Daphne du Maurier schildert in Ihrem Buch Kehrt wieder, die ich liebe die Behandlung Ihres Vorfahren „Kicky“ bei de Leuw, dessen eines Auge er zwar nicht mehr retten konnte, ihm aber die Angst nahm, auf dem anderen ebenfalls zu erblinden. 1843 war de Leuw mit seiner Praxis umgezogen an die heutige Straße "In der Freiheit" 25 (s. Foto).
Im Revolutionsjahr 1848 (Vormärz) reiste de Leuw incognito nach Hannover, um den blinden Thronfolger, den späteren Georg V. zu behandeln. Da die Thronfähigkeit Georgs durch dessen Blindheit in Frage stand, war eine Augenbehandlung ein Politikum, das möglichst geheim gehalten werden sollte.

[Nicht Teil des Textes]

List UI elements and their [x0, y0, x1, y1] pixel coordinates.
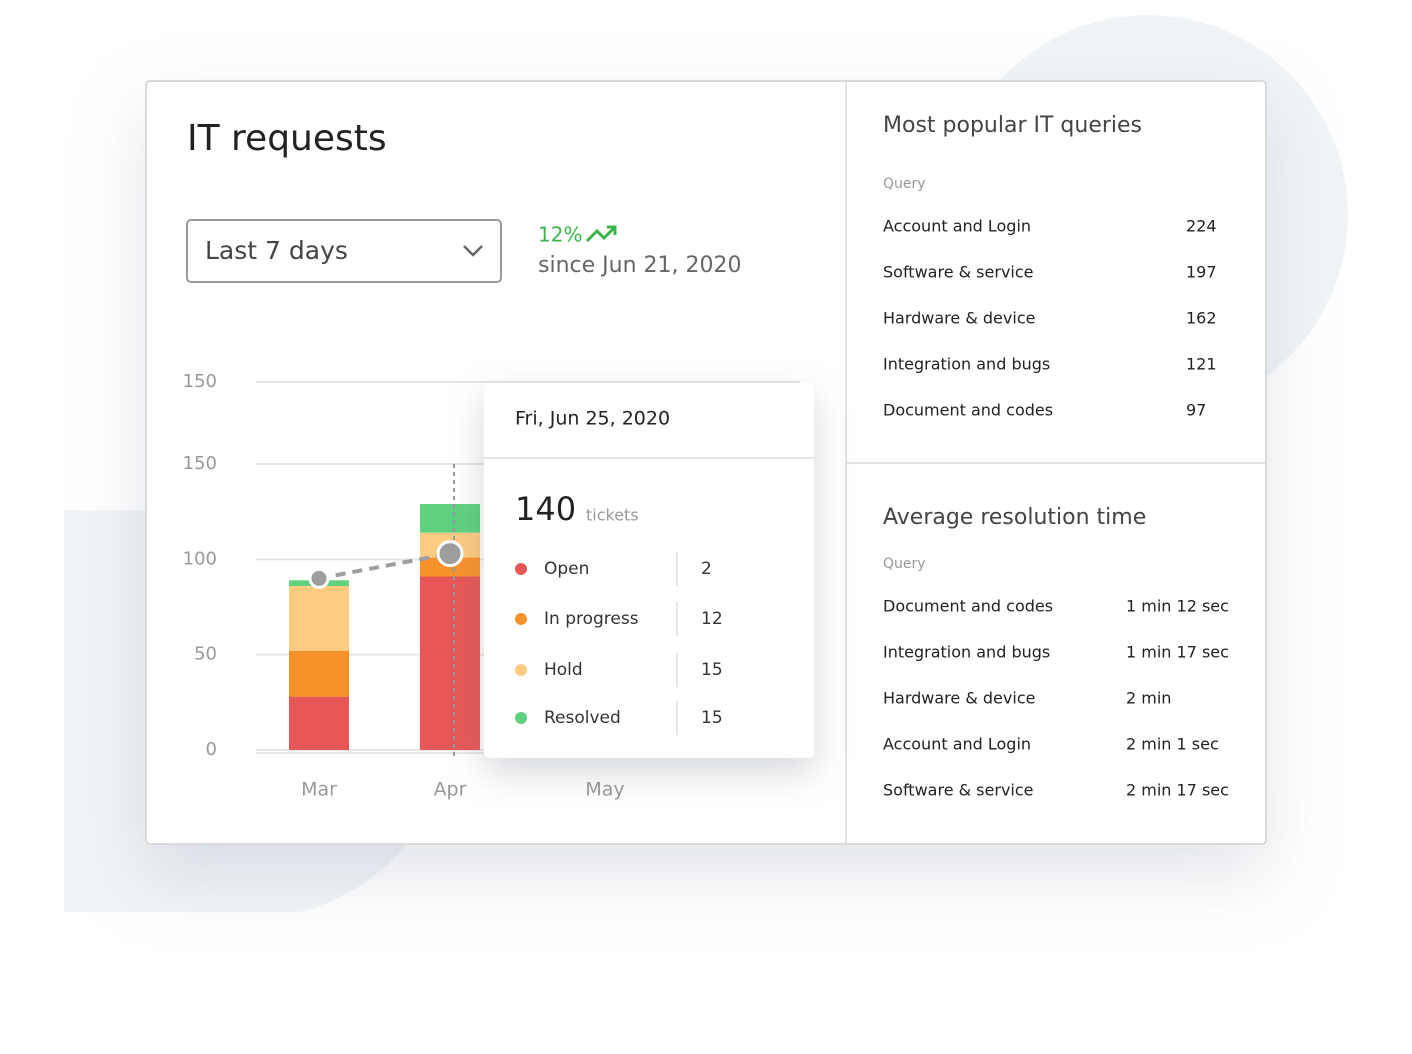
legend-label: In progress: [544, 609, 639, 629]
title: IT requests: [187, 118, 387, 159]
bar-segment: [289, 650, 349, 697]
panel-title: Most popular IT queries: [883, 113, 1142, 138]
legend-value: 12: [701, 609, 723, 629]
total-line: [318, 551, 451, 581]
bar-segment: [289, 586, 349, 651]
legend-dot: [515, 613, 527, 625]
y-tick-label: 0: [206, 739, 217, 760]
change: 12%: [538, 223, 582, 247]
query-value: 224: [1186, 217, 1217, 236]
query-value: 97: [1186, 401, 1206, 420]
tooltip: Fri, Jun 25, 2020 140 tickets Open 2 In pr…: [484, 383, 814, 758]
x-tick-label: Mar: [301, 779, 337, 801]
legend-value: 2: [701, 559, 712, 579]
dropdown[interactable]: [186, 219, 502, 283]
query-name: Software & service: [883, 263, 1034, 282]
query-name: Hardware & device: [883, 689, 1035, 708]
query-name: Account and Login: [883, 735, 1031, 754]
tooltip-box: [484, 383, 814, 758]
query-value: 197: [1186, 263, 1217, 282]
tooltip-total: 140: [515, 490, 576, 528]
legend-dot: [515, 563, 527, 575]
query-value: 121: [1186, 355, 1217, 374]
query-value: 2 min 17 sec: [1126, 781, 1229, 800]
x-tick-label: May: [585, 779, 624, 801]
y-tick-label: 150: [183, 371, 217, 392]
line-point: [308, 567, 330, 589]
panel-title: Average resolution time: [883, 505, 1146, 530]
bar-segment: [420, 504, 480, 533]
legend-dot: [515, 712, 527, 724]
chart-overlay: [308, 540, 464, 589]
legend-value: 15: [701, 708, 723, 728]
dropdown-value: Last 7 days: [205, 236, 348, 265]
chevron: [463, 245, 483, 257]
query-value: 1 min 12 sec: [1126, 597, 1229, 616]
legend-label: Hold: [544, 660, 583, 680]
legend-dot: [515, 664, 527, 676]
trend-icon: [585, 225, 617, 243]
tooltip-date: Fri, Jun 25, 2020: [515, 408, 670, 430]
query-value: 162: [1186, 309, 1217, 328]
tooltip-unit: tickets: [586, 506, 639, 525]
column-header: Query: [883, 556, 926, 572]
line-point: [436, 540, 464, 568]
query-name: Document and codes: [883, 597, 1053, 616]
query-name: Integration and bugs: [883, 643, 1050, 662]
y-tick-label: 150: [183, 453, 217, 474]
x-tick-label: Apr: [434, 779, 467, 801]
query-name: Document and codes: [883, 401, 1053, 420]
query-value: 1 min 17 sec: [1126, 643, 1229, 662]
chart: 0 50 100 150 150 Mar Apr May: [183, 371, 800, 801]
legend-label: Resolved: [544, 708, 621, 728]
since: since Jun 21, 2020: [538, 253, 741, 278]
query-value: 2 min 1 sec: [1126, 735, 1219, 754]
legend-label: Open: [544, 559, 589, 579]
y-tick-label: 50: [194, 644, 217, 665]
query-name: Integration and bugs: [883, 355, 1050, 374]
query-name: Software & service: [883, 781, 1034, 800]
query-name: Account and Login: [883, 217, 1031, 236]
tables: Most popular IT queries Query Average re…: [883, 113, 1229, 800]
y-tick-label: 100: [183, 548, 217, 569]
column-header: Query: [883, 176, 926, 192]
legend-value: 15: [701, 660, 723, 680]
query-value: 2 min: [1126, 689, 1171, 708]
bar-segment: [289, 696, 349, 750]
query-name: Hardware & device: [883, 309, 1035, 328]
bar-segment: [420, 576, 480, 750]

Mittellose Patienten wurden meist umsonst oder zu geringen Pauschalen, die Unterkunft, Pflege und Medikamente abgolten, behandelt. König Ernst August von Hannover bot de Leuw eine Stelle für 8000 Taler Jahreshonorar als 2. Leibarzt. Zum Vergleich, Virchow erhielt 2000 Taler in Berlin bei Übernahme seines Ordinariats in der Charité. De Leuw aber lehnte ab und praktizierte in Gräfrath auf Haus Grünewald bis zu seinem Tod im Jahre 1861. Damit war die goldene Zeit Gräfraths als Kurort für Augenkranke vorbei. De Leuws Nachfolger Dr. Meurer verließ Gräfrath bald. De Leuws Nachlass im Stadtarchiv Solingen ermöglicht einen seltenen Einblick in die Praxis eines Wundarztes des 19. Jahrhunderts. Hervorzuheben für die Geschichte der Medizin ist der umfangreiche erhaltene Schriftwechsel, den de Leuw mit seinen adeligen Patienten führte.
Eine schlichte Grabplatte der Familie de Leuw befindet sich auf dem Gräfrather Kommunalfriedhof (s. Foto). Darauf fehlen Constantin J.J. de Leuw, der in die Niederlande heiratete und Weinhändler wurde, sowie die Ehefrauen der Söhne August, Louis und Eduard. Dafür ist eine „Maria de Leuw“ genannt.
Zeitgenossen in Gräfrath waren z. B. Bürgermeister Karl Uesseler, Pastor Dr. Johann Carl-Wilhelm Wiedenfeld, Optiker Rudolf von Brosy, die Kaufleute Abraham und Eduard Schnitzler sowie Friedrich Wilhelm, Carl Wilhelm und Reinhold Rütgers.
Literatur
- R. Tewes: Der preussische Augenarzt Friedrich Hermann de Leuw: Und seine Praxis in Gräfrath. Born, Wuppertal 1985, ISBN 3-87093-009-8.
- L. Peters: Gräfrath wie es früher war. Wartberg Verlag, Gudensberg-Gleichen, 1. Aufl. 2001, ISBN 3-8313-1162-5.
- L. Peters: Gräfrath – Spaziergänge in die Geschichte. Bergischer Geschichtsverein Abt. Solingen e. V.
- G.J. Palmer: The Prussian Oculist, a manual of information respecting the Ober Medicinal Rath de Leuw, by an English Clergyman. London 1853, ISBN 1146180446, ISBN 978-1146180443.
- The Great Oculist (F.H. de Leuw) or, all about Graefrath. Nabu Press, ISBN 1179318293, ISBN 978-1179318295.